Design, Sites, and Data Sources
This descriptive study is principally built around a nationally representative survey of nearly 1,700 institutions. Other important sources of evidence will include qualitative interviews with institutional and state-level representatives; information drawn from existing data and research; and a detailed analysis of developmental students at a large, multi-campus, for-profit institution.
This random assignment study evaluates a “data analytics” placement method whereby colleges use multiple measures to predict student performance in college-level math and English courses. In addition to placement test scores, these predictive measures may include high school GPA, high school course-taking patterns, and noncognitive assessments. Data on these measures will be used in a predictive model, developed in collaboration with the colleges. A decision rule can then be used to assign students to college-level math and English courses or developmental courses in math, reading, and writing.

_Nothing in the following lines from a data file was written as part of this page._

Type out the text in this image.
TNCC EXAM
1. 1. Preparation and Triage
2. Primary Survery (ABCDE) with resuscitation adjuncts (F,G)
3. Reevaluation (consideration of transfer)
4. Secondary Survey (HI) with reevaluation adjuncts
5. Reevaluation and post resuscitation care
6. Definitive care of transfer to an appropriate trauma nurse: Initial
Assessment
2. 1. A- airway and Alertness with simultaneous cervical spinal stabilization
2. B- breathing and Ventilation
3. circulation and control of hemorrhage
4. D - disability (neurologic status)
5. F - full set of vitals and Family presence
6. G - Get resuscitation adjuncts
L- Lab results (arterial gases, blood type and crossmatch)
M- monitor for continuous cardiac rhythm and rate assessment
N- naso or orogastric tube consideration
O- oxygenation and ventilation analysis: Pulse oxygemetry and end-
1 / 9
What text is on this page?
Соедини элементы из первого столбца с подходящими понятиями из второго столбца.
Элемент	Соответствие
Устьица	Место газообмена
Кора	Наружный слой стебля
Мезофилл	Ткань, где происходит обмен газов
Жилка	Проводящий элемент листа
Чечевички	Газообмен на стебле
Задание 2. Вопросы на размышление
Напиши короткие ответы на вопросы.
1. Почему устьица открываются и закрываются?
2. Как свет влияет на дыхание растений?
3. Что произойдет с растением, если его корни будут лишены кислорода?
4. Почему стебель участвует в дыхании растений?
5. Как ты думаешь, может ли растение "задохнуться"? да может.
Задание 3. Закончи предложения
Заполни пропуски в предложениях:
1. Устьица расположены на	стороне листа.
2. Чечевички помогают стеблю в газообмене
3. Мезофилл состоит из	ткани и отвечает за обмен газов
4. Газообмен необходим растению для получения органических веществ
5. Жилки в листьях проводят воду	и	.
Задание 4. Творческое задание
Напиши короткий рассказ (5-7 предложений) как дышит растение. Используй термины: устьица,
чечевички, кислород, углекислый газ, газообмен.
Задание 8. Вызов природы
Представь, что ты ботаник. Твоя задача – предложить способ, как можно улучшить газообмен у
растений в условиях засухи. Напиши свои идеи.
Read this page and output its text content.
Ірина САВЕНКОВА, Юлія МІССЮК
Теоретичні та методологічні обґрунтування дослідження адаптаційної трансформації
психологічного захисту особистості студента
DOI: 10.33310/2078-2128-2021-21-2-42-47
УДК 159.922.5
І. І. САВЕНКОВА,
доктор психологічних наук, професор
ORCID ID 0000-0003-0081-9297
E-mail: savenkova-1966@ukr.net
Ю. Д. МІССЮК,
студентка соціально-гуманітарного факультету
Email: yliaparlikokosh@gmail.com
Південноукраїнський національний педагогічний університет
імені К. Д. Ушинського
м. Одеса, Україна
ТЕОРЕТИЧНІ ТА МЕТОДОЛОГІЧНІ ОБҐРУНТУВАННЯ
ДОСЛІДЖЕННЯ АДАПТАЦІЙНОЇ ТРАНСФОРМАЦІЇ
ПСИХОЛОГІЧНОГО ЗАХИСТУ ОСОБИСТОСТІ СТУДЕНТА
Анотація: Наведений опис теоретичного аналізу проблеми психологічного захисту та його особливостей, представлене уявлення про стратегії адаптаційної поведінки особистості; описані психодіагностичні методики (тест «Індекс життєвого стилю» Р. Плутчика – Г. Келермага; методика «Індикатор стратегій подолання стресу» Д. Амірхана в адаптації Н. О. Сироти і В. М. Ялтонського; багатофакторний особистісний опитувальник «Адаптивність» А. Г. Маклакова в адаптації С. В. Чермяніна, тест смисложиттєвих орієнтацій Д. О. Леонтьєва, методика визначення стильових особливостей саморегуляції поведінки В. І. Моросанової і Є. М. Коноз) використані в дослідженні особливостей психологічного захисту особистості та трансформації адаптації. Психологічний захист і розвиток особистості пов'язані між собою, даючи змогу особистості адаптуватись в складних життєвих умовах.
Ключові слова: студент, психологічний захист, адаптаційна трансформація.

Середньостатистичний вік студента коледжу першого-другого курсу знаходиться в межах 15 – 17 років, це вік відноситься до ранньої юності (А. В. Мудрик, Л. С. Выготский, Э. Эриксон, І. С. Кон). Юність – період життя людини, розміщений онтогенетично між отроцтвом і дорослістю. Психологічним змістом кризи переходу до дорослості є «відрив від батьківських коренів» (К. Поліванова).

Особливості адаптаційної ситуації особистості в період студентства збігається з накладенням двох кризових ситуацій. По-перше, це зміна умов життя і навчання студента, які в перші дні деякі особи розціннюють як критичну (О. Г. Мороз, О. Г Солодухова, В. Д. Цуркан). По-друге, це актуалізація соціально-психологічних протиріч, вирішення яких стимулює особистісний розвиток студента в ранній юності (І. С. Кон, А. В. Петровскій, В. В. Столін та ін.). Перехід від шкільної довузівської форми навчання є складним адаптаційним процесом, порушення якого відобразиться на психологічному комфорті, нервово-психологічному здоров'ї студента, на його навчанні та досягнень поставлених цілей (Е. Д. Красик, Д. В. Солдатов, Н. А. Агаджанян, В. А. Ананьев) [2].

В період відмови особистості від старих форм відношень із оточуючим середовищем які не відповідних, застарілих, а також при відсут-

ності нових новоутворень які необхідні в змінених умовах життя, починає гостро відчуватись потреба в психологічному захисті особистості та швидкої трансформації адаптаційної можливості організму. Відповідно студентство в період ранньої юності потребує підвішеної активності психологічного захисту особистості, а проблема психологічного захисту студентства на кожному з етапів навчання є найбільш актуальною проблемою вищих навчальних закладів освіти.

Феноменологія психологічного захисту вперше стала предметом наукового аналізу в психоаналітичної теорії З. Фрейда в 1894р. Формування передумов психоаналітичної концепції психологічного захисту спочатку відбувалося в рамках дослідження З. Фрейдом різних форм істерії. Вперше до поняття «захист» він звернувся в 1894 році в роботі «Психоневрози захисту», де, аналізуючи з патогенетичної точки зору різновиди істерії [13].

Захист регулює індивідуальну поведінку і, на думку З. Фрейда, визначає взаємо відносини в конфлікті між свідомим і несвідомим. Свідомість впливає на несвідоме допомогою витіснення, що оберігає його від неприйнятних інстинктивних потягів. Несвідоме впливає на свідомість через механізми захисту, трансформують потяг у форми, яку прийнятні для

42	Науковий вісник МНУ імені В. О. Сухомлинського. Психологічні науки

Students entering participating colleges in the fall of 2015 through the spring of 2016 will be randomly assigned to be placed either: (1) using the new decision rule or (2) according to existing placement practices. Differences in later outcomes can then be attributed to the way in which students were placed. Students will be tracked for up to four semesters following placement to learn about their subsequent performance in college. The outcomes of primary interest will be completion of the first college-level courses in the relevant areas and total college-level credits earned.
The New Mathways Project
This random assignment study will use a research sample composed of approximately 2,000 students at four to six colleges in Texas who are assessed as in need of one or two levels of developmental math. Students who agree to participate and meet the study criteria will be randomly assigned into a treatment group that enters the yearlong New Mathways Project (NMP) program or into a control group that enters the colleges’ traditional developmental and college-level math sequence. Differences in later outcomes can then be attributed to this difference in type of developmental math course sequence.
Students will be followed for at least four semesters after their developmental math sequence assignment to learn about their subsequent performance in college. The outcomes of primary interest are completion of developmental and college-level math courses, average number of math credits earned, transfer to a four-year institution, and overall academic progress and course completion. This wide array of measures will give a more complete picture of students’ success in math, rather than of success only in passing the NMP courses.